Y en cuanto a lo del micro y el puerto serie... no hace falta en este caso.


----------



## scorpionhack (Jul 3, 2009)

yo esque tengo cosas echas con el puerto paralelo pero no se si se puede enviar un dato al puerto paralelo desde el circuito...?

se puede gracias


----------



## fernandoae (Jul 3, 2009)

Si se puede, tenés que usar alguno de los pines de entrada del puerto, estos se activan cuando los conectàs a GND.


----------



## scorpionhack (Jul 4, 2009)

y como puedo detectar por vb si entra alguna señal?

gracias


----------



## jesus_lomor (Jul 4, 2009)

si usas el puerto serie, por ejemplo, en vb se usa el control mscomm, que es el de comunicaciones..

en el codigo lo unico que tienes que hacer, para esperar a recibir un byte es lo siguiente

while mscomm1.input=""
wend

esto es... mientras el control mscomm1 que insertaste en el formulario, y al cual le asignaste un numero determinado de puerto, tenga la casilla de entrada basia, es decir, no haya recivido información, se quedara ciclado, hasta que reciba el primer byte.. saludos!


----------



## fernandoae (Jul 5, 2009)

y con vb y el puerto lpt o paralelo depende de la dll que uses, no recuerdo bien porq hace mucho que no hago nada con el puerto, pero creo que era INP y la direccion del puerto...


----------



## Meta (Jul 5, 2009)

Hay una guía sobre el puerto serie al recibir datos.

http://www.abcdatos.com/tutoriales/tutorial/v12.html

Saludo.


----------



## lubeck (Jul 5, 2009)

yo creo que por el puerto paralelo es mucho mas sencillo que el de serie, en cuestion de programacion chequen este link

http://www.adrianrodriguez.org/articulos/PuertoParaleloVB6.htm


----------



## lubeck (Jul 5, 2009)

con respecto a tu circuito, ten cuidado con tu tarjeta madre cualquier sobre carga y le das en la ... , te recomiendo que utilices optoacopladores 4n37 para aislarlo y no tengas problemas son muy sencillos de usar.


----------



## kkrraktelas (Ene 1, 2010)

Hola! requiero de su ayuda para que me asesoren

Tengo un proyecto en donde al activarse mi sensor por ejemplo un push button manden la señal a una pc (a traves del puerto paralelo) diciendo que el sensor fue oprimido. 

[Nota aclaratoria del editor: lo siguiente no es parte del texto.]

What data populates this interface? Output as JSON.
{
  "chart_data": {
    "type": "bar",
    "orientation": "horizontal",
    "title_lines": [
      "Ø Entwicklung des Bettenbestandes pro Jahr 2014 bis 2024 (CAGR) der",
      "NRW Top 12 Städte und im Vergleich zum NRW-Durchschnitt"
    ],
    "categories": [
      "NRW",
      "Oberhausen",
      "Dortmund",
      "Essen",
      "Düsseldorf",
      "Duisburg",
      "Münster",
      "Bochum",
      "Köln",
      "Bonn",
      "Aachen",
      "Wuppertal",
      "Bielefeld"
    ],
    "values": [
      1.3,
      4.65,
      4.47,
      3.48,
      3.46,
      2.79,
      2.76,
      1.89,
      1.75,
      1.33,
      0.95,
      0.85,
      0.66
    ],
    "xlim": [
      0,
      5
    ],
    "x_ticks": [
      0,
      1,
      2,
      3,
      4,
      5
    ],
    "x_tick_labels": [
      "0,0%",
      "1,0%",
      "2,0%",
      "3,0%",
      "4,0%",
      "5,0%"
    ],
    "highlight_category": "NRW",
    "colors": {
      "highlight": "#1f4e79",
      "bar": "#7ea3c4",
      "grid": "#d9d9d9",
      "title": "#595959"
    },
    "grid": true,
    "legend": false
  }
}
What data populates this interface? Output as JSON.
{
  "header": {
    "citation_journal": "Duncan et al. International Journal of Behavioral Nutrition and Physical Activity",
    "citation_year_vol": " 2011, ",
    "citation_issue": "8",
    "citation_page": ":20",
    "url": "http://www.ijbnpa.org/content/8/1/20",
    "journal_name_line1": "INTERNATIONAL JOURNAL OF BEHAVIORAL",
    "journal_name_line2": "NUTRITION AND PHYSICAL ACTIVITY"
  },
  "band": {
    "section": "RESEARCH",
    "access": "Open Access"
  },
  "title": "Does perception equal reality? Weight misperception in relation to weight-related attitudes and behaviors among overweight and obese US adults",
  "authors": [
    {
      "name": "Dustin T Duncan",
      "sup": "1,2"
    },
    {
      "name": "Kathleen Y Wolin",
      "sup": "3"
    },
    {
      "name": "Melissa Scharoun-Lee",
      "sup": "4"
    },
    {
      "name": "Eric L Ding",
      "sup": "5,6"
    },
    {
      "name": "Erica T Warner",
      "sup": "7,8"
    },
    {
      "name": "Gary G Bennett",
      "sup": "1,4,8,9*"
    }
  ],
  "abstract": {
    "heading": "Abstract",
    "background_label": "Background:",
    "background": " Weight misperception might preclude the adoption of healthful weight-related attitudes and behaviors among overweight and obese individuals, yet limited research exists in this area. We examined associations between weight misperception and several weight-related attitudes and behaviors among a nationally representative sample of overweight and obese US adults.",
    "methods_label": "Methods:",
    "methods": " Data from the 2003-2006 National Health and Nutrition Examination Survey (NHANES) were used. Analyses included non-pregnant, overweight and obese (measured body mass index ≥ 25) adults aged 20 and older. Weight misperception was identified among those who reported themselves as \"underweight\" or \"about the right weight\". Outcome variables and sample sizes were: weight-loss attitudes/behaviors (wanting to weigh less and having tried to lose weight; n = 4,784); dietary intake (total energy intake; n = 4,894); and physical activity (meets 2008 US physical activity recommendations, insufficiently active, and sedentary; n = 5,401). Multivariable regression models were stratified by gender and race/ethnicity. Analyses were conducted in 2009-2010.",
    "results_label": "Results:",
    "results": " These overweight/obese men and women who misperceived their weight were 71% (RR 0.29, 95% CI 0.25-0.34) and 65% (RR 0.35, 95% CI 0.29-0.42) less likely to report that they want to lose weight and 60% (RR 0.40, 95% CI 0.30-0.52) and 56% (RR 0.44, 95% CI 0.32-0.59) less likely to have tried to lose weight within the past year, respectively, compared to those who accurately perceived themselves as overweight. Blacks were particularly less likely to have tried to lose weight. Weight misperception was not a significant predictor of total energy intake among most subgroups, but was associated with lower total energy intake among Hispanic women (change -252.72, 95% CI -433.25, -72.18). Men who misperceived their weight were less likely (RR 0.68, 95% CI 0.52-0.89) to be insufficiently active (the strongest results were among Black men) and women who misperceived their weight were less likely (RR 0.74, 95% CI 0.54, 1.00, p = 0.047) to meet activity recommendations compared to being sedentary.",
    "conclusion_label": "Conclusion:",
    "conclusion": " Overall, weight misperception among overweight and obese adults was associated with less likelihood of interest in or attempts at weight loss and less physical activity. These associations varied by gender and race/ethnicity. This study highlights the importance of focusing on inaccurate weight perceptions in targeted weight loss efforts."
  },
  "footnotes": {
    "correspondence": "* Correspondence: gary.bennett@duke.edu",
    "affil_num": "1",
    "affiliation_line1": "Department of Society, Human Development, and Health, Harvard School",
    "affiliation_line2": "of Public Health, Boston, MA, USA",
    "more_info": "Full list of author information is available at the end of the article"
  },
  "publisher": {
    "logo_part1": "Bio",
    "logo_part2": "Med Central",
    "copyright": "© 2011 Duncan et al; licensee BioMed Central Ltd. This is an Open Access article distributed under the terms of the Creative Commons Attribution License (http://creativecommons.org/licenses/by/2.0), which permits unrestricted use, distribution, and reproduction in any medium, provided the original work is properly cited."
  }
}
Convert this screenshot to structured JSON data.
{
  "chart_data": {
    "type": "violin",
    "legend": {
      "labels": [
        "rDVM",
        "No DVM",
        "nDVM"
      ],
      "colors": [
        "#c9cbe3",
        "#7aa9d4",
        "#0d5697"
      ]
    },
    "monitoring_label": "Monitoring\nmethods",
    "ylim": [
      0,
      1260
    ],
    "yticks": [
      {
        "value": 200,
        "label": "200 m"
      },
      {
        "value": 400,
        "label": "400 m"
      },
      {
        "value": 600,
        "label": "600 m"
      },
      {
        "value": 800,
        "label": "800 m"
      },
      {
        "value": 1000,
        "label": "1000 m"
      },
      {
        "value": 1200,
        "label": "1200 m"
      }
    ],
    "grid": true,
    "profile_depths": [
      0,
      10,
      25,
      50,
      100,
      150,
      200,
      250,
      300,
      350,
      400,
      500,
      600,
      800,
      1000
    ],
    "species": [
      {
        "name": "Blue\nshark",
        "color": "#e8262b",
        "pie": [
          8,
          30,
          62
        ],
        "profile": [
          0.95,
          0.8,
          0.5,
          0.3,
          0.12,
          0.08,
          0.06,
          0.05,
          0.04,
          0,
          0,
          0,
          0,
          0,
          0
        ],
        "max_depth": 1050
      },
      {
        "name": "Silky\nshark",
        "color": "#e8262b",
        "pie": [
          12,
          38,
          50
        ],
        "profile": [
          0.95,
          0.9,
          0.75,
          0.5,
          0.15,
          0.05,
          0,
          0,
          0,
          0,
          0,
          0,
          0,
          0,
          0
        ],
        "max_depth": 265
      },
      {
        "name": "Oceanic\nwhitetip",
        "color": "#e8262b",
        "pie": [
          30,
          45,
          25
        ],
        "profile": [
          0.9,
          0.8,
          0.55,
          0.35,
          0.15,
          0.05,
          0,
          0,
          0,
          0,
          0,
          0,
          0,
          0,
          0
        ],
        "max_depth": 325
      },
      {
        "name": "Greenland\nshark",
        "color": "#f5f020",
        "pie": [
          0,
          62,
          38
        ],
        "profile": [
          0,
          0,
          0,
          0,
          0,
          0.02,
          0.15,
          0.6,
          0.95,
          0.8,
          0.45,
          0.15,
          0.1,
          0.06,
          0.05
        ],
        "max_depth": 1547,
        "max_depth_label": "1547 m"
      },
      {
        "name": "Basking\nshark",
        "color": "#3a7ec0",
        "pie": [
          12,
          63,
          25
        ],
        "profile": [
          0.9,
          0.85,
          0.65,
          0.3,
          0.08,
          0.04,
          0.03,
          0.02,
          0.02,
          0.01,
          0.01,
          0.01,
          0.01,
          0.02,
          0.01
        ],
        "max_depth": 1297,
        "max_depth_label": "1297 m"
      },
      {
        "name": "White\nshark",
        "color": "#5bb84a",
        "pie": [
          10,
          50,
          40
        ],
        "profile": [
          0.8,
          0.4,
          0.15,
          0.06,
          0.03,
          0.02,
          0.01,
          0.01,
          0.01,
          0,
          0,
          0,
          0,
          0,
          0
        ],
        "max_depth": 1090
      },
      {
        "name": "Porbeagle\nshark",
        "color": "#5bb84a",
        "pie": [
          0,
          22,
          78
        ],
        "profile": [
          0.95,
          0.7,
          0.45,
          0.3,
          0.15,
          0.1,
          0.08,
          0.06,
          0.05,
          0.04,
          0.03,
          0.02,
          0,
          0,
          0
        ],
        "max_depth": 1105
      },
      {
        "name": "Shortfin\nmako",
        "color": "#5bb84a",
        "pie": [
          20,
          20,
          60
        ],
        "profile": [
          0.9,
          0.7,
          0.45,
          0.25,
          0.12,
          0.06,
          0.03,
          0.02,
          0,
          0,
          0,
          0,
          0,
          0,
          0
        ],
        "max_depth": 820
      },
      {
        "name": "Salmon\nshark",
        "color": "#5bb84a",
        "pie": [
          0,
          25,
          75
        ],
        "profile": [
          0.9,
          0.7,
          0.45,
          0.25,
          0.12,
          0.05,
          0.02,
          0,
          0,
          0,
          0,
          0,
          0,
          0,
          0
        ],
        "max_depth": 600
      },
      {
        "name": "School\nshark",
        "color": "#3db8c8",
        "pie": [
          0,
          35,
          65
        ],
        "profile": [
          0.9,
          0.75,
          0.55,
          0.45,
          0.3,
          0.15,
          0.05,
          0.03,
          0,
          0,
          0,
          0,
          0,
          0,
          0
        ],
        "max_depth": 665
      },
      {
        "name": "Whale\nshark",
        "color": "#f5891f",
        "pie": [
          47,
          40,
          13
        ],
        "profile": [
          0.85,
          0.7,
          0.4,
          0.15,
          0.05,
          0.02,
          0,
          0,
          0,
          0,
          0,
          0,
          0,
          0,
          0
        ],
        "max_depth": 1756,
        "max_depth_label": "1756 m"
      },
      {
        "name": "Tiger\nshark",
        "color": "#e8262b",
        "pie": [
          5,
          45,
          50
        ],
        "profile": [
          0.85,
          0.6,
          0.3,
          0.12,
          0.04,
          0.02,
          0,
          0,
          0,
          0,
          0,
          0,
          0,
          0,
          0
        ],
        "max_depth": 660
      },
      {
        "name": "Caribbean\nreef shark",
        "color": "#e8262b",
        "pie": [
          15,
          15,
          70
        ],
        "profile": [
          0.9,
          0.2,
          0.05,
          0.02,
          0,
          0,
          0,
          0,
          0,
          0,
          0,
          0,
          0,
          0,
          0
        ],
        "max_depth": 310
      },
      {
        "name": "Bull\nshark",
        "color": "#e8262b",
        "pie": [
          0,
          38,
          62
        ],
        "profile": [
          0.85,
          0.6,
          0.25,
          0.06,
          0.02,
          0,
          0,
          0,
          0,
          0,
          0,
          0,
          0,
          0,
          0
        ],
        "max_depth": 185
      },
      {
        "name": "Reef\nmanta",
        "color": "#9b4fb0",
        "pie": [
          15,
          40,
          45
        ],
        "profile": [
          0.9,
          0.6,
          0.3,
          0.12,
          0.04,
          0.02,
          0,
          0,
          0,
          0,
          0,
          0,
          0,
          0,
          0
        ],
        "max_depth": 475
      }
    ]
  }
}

Mis sensores los tengo en tarjetas perforadas y sus actuadores son simples leds que me indican cuando son activados dichos sensores.

Tengo en mente que el programa sea en visual basic y parecido a este interfaz grafica:

http://img109.imageshack.us/img109/282/prototipo.th.jpg/



Ya empece a realizar la interfaz .

Ahora en el circuito lo pienso conectar de los sensores-proto-paralelo quedaría así:



Si es correcto... Necesito que me echen la mano en la programación o si tienen alguna guía o tutorial.

Saludos y gracias


----------